Dehors, il faisait nuit depuis longtemps.
Les collègues étaient partis chez eux, et au bureau d’architecture, elle était la seule à rester.
« Tu travailles encore sur la vieille propriété ? » demanda Viktor Andreïevitch, le chef du bureau, apparu dans l’encadrement de la porte.
« Rentre chez toi, Macha.
Le projet est impeccable. »
« Merci, mais je veux encore faire quelques modifications.
Tout sera prêt demain matin », répondit-elle.
Le chef acquiesça avec compréhension et partit.
Macha se frotta l’arête du nez.
Pas besoin de se presser pour rentrer.
Denis allait de toute façon rentrer tard.
Son mari avait une soirée d’entreprise ce soir, ce qui voulait dire du bruit, de la joie et probablement une longue nuit.
Le téléphone vibra — un message de Denis arriva : « Tout se passe bien ! Ne m’attends pas pour le dîner.
Je t’aime ! » Avec un smiley qui cligne de l’œil en dessous.
Macha esquissa un faible sourire.
Son mari était toujours comme ça — léger, insouciant, vivant au jour le jour.
Et son travail d’organisateur de soirées d’entreprise lui allait parfaitement.
Ayant rassemblé ses affaires, Macha sortit dans la rue.
Le vent frais du printemps rafraîchit son visage.
La femme décida de se promener à pied — elle avait besoin d’aérer sa tête.
Les vitrines des magasins brillaient de panneaux lumineux colorés.
Dans l’une d’elles, Macha aperçut une robe élégante.
Elle s’arrêta, se l’imagina portée, mais se retint aussitôt — trop chère.
Mieux valait économiser pour l’apport initial de l’appartement.
C’était plus important.
L’appartement loué l’accueillit dans le vide et le silence.
Macha mit la bouilloire en marche et se mit à trier son courrier.
Parmi les prospectus publicitaires et les factures, elle trouva une étrange enveloppe avec un sceau officiel.
La femme l’ouvrit et s’assit lentement sur une chaise.
Le notaire de Saint-Pétersbourg informait que l’oncle Alexeï n’était plus.

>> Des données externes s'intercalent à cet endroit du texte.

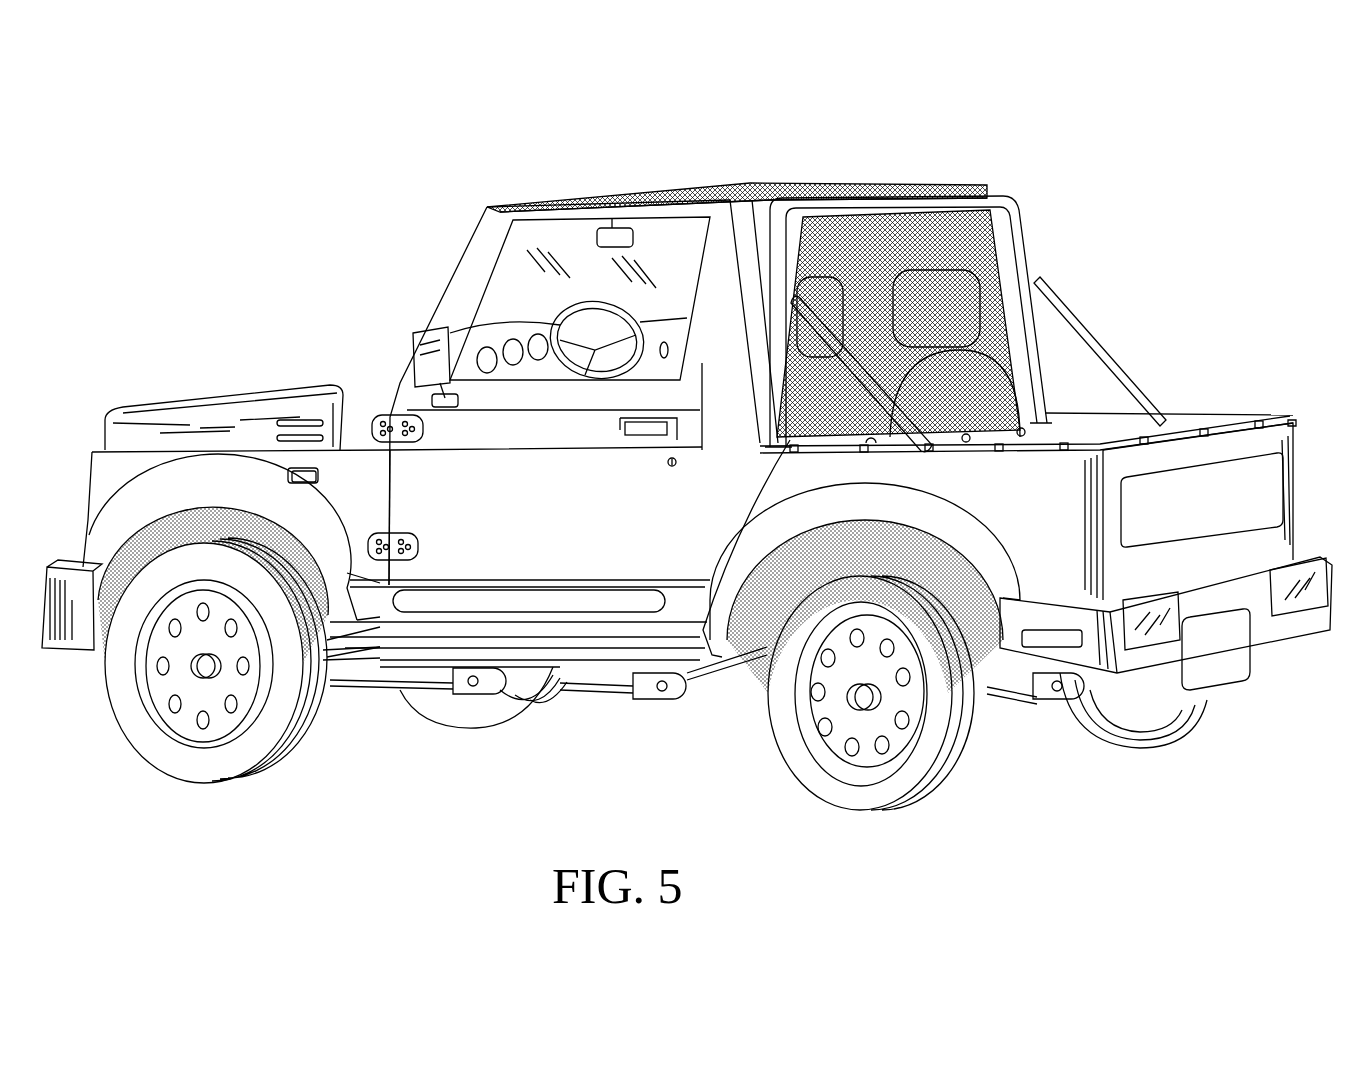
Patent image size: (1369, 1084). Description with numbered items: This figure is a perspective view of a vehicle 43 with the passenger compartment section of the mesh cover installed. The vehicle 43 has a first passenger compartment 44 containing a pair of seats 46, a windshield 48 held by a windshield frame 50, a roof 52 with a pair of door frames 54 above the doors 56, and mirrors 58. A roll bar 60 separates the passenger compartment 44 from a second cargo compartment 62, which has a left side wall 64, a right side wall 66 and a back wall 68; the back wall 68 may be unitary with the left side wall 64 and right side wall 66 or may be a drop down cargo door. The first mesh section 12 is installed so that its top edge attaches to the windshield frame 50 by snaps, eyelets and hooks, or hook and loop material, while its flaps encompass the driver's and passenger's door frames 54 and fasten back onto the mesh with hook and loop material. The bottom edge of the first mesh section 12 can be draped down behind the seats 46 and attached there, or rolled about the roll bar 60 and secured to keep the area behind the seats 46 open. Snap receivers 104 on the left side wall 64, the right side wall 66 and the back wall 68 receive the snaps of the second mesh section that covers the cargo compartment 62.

The first mesh section 12 is at (834, 178).
The vehicle 43 is at (162, 388).
The first passenger compartment 44 is at (552, 288).
The seats 46 is at (957, 187).
The windshield 48 is at (528, 228).
The windshield frame 50 is at (456, 240).
The roof 52 is at (650, 187).
The door frames 54 is at (585, 217).
The doors 56 is at (523, 512).
The mirrors 58 is at (413, 365).
The roll bar 60 is at (1013, 203).
The second cargo compartment 62 is at (1189, 388).
The left side wall 64 is at (1037, 503).
The right side wall 66 is at (1243, 413).
The back wall 68 is at (1200, 508).
The snap receivers 104 is at (1293, 422).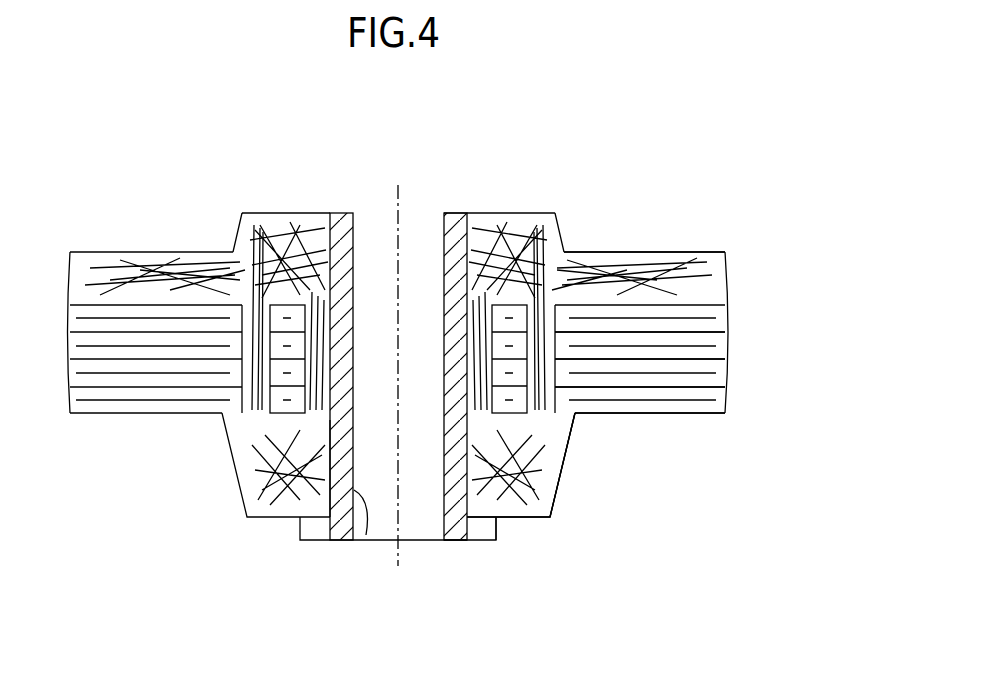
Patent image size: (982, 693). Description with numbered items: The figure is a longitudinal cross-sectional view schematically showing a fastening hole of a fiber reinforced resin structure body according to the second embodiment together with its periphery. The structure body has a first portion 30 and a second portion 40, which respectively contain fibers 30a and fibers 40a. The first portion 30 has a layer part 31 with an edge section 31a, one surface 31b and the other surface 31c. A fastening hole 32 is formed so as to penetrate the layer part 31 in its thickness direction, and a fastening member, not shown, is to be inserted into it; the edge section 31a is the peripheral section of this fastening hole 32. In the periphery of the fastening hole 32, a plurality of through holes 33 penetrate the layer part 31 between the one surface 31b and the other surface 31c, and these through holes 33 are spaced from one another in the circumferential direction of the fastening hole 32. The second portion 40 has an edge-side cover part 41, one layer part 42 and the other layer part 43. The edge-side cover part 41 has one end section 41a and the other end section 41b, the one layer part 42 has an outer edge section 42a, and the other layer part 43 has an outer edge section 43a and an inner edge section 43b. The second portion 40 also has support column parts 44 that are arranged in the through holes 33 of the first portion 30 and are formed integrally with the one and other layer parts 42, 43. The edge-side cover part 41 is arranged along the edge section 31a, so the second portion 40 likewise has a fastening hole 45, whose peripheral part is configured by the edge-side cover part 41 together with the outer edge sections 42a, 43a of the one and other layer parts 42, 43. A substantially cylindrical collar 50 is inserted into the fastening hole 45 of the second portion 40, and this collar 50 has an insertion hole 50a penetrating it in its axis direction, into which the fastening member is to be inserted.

Et que Macha était la seule héritière.
L’oncle lui avait laissé un atelier de meubles, un appartement et un compte en banque.

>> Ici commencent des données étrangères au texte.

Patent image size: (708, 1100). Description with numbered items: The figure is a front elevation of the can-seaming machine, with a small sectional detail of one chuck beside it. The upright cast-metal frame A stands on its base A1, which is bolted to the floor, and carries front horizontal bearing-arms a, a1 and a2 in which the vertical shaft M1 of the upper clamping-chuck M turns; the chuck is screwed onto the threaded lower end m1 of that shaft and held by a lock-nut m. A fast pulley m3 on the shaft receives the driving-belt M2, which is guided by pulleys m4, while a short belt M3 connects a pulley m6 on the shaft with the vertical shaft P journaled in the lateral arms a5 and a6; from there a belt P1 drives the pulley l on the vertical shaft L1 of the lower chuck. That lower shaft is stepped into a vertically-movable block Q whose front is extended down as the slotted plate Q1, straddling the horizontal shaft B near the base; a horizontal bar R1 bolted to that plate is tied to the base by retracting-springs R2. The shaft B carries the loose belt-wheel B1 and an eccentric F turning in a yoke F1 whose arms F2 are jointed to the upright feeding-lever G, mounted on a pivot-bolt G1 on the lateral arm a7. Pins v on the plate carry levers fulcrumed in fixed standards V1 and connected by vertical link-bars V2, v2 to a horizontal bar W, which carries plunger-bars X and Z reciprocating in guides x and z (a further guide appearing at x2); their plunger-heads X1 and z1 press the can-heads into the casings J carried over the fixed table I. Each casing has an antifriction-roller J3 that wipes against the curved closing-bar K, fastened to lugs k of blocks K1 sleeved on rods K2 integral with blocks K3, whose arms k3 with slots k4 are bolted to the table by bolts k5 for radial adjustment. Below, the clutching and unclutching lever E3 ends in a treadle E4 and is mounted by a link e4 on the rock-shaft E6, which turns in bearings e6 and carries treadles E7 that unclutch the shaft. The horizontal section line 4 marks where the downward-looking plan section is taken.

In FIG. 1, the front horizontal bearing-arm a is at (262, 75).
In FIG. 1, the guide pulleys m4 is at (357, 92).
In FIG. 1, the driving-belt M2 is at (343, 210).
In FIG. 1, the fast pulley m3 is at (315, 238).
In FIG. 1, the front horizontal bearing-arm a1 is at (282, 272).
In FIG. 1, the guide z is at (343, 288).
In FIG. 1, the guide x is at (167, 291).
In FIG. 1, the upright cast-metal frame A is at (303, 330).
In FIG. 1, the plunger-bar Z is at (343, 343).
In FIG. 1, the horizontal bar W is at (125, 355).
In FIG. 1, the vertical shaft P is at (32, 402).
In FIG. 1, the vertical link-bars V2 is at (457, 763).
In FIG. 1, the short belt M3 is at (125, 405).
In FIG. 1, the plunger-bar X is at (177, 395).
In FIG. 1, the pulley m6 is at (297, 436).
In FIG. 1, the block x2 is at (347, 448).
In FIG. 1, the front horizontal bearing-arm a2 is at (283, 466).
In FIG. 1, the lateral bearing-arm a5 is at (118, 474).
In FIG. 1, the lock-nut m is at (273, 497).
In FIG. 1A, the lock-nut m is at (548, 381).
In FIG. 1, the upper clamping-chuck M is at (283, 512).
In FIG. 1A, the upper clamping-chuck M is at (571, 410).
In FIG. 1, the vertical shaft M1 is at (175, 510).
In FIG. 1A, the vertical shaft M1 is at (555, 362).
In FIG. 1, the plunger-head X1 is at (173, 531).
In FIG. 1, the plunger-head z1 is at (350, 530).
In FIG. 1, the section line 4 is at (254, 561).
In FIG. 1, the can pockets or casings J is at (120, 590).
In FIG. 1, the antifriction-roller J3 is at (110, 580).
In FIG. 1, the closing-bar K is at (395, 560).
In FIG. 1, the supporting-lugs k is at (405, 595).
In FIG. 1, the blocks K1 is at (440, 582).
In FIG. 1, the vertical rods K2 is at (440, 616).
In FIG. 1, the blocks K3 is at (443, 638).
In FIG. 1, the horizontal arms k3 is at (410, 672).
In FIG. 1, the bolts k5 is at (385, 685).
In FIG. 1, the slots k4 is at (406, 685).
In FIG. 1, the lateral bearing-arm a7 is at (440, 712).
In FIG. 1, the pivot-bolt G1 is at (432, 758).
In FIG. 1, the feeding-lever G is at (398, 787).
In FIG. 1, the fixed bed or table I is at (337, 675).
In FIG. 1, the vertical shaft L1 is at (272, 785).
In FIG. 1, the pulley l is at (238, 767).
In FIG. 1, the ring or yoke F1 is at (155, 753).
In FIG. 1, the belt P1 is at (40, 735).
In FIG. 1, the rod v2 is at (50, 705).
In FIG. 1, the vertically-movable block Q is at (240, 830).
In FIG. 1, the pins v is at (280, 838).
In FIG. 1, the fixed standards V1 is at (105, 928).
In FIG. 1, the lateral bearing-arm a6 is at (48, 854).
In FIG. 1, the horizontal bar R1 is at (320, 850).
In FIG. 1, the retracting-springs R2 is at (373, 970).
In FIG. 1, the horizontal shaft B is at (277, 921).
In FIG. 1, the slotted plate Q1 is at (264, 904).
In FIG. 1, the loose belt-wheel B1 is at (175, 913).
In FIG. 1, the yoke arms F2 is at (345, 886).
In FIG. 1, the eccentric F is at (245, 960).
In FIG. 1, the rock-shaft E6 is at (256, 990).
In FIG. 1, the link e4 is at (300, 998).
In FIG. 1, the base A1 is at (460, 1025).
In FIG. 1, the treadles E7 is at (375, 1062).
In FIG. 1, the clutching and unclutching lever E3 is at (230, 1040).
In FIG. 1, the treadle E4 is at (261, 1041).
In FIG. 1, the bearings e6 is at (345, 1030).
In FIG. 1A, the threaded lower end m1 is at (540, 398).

« Ce n’est pas possible », murmura Macha.
L’oncle Alexeï était le frère de sa mère.
Il était parti à Saint-Pétersbourg il y a de nombreuses années, et le contact avec lui s’était presque rompu.

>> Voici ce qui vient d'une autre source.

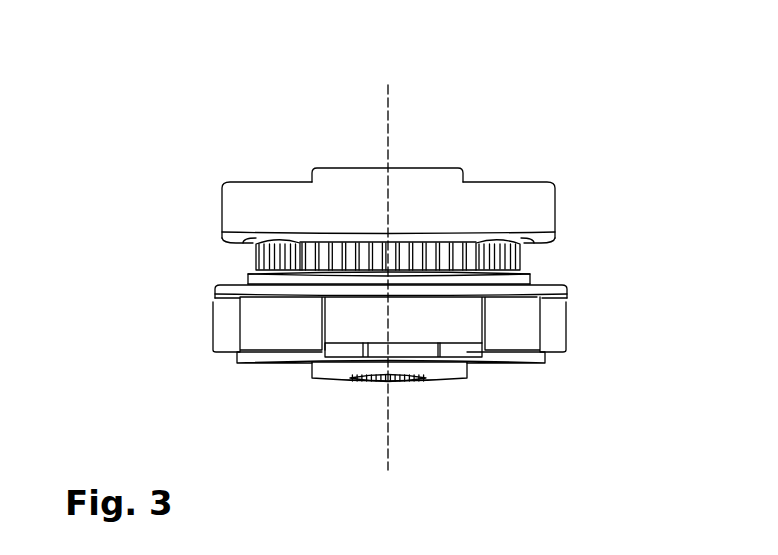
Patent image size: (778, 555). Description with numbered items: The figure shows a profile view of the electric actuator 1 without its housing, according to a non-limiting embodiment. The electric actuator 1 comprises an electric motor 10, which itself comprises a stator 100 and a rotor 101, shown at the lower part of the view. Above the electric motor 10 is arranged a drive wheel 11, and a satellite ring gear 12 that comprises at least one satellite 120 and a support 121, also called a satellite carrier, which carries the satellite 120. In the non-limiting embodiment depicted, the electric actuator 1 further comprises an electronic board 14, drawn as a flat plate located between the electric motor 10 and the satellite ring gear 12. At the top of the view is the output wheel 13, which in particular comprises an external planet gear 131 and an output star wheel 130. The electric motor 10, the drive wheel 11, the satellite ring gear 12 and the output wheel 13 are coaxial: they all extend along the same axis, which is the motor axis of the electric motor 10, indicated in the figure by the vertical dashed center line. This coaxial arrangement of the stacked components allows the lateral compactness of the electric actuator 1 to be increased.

Macha se souvenait de lui comme d’un homme bon et souriant qui lui apportait toujours des chocolats.
Ils avaient été très proches autrefois, mais ensuite…
La bouilloire se mit à siffler, arrachant Macha à ses souvenirs.
Elle remuait son thé pensivement, essayant de réaliser la nouvelle.
Avait-elle vraiment un appartement maintenant ? Une entreprise ? De l’argent ?
Sa première pensée fut de tout dire immédiatement à Denis.
Il serait ravi ! Ils pourraient acheter la maison dont il rêvait.
Voyager plus souvent.
Vivre plus largement.
Mais quelque chose arrêta Macha.
Elle se souvint d’une récente conversation avec son mari.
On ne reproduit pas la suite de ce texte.